Here are my notes and observations on ways to make mappings between data models less awkward or painful.
Models themselves approximate the modeled things in different ways, focus on different aspects of those, and often they are explicitly inaccurate or imprecise. Often conversions between them are necessarily lossy, and additionally accidentally lossy due to poorly specified models, poorly designed ones (see "complexity of data models"), or poor mappings themselves. As it happens with that distinction, necessary data loss must be accepted, but accidental data loss should be resisted.
As systems grow, requirements to have many-to-many mappings between models pop up: I usually encounter requirements to work with multiple databases on one side (different versions, or different projects), and multiple kinds of devices (working over different protocols, providing or consuming slightly different data) on another. But similar things happen with document converters, network protocol bridges, and so on.
A good conversion must have general enough structures, likely—though not necessarily—the most general ones in the system.
When there is some control over some of the involved data models (e.g., a database for storage), it is tempting to make them general enough to have lossless conversions into, or to cover all the possibilities on conversions from.
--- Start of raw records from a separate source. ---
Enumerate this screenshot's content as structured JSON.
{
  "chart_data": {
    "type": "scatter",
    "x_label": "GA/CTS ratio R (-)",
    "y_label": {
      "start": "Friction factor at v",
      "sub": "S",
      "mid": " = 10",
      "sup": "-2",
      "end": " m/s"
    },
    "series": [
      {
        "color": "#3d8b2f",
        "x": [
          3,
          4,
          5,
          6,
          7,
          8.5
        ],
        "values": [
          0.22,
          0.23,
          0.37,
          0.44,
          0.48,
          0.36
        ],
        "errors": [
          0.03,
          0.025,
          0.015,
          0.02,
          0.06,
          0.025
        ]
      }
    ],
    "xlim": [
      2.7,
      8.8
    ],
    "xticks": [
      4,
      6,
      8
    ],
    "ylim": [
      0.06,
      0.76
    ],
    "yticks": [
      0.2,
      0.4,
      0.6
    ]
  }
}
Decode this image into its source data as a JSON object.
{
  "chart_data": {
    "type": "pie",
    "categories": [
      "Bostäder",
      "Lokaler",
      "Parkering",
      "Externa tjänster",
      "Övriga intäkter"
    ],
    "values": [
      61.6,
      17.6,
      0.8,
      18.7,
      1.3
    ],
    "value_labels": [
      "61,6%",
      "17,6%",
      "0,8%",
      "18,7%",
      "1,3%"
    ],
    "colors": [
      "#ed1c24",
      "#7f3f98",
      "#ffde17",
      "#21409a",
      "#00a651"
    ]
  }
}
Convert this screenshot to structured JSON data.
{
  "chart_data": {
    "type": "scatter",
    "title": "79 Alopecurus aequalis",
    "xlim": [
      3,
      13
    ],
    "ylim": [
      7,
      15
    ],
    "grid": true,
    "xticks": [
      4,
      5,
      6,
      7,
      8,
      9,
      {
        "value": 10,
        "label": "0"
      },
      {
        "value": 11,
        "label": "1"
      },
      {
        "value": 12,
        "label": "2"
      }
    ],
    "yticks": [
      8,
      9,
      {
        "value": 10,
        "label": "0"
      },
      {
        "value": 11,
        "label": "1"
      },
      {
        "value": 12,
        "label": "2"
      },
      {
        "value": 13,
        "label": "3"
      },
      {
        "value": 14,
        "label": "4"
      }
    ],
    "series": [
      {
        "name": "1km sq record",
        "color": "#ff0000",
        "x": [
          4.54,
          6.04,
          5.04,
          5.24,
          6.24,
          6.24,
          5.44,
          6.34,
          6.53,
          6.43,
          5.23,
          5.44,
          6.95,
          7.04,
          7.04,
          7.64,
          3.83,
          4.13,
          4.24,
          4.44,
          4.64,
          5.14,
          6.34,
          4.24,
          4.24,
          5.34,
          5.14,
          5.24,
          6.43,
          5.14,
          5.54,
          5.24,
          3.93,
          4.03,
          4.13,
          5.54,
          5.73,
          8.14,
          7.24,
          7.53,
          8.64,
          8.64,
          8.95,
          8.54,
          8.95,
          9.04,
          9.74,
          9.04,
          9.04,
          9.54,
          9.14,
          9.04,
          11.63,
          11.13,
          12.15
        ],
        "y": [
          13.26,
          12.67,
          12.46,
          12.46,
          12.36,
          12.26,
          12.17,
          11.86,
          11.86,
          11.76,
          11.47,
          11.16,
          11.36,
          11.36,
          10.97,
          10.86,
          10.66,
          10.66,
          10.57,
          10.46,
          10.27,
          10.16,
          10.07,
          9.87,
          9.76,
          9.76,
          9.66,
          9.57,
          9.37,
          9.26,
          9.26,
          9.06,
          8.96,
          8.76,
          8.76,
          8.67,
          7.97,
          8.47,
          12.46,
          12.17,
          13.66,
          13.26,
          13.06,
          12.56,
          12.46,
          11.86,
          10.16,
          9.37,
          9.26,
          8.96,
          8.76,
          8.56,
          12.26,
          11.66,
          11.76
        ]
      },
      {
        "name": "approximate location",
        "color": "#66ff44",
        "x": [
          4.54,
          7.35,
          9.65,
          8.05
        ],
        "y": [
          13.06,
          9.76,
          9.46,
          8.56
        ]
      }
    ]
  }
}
That can take a considerable effort, and easily be ruined by changes in data models, which seem to happen in evolving systems regularly.
Another approach to data preservation, if lossy conversions are a concern, is storage of the data in its raw form before a conversion, for possible future re-reading and re-conversion.
It is straightforward with files and similar standalone data chunks, but potentially less straightforward with network protocols: while their sessions can be stored, for instance, in pcap files, it may be less suitable for longer-running sessions, those unbounded in time. At which point it is more suitable to consider a continuous log: not exactly of raw I/O events and transmitted data, since it can be encrypted with sessions keys thrown away afterwards, but of readable packets, basically an audit trail. Event sourcing is somewhat similar, though apparently it focuses more on restoring an application state, not necessarily things like parsing a part of a time series database anew.
Though any such source data storage comes with caveats: they require additional storage and maintenance, and if they are required to be stored before processing, that introduces an additional point of failure on the main data path, while if the rest of the system can keep going with failed source data storage, those will not be reliable.
I think a viable approach consists of doing best-effort conversions between data models, taking into account that they change (so not spending much time or effort to adjust some of those to fit others: yet other models will appear and void those efforts), and possibly employing source data storage (audit trails) with source data to allow for retroactive adjustments, as well as to help with debugging.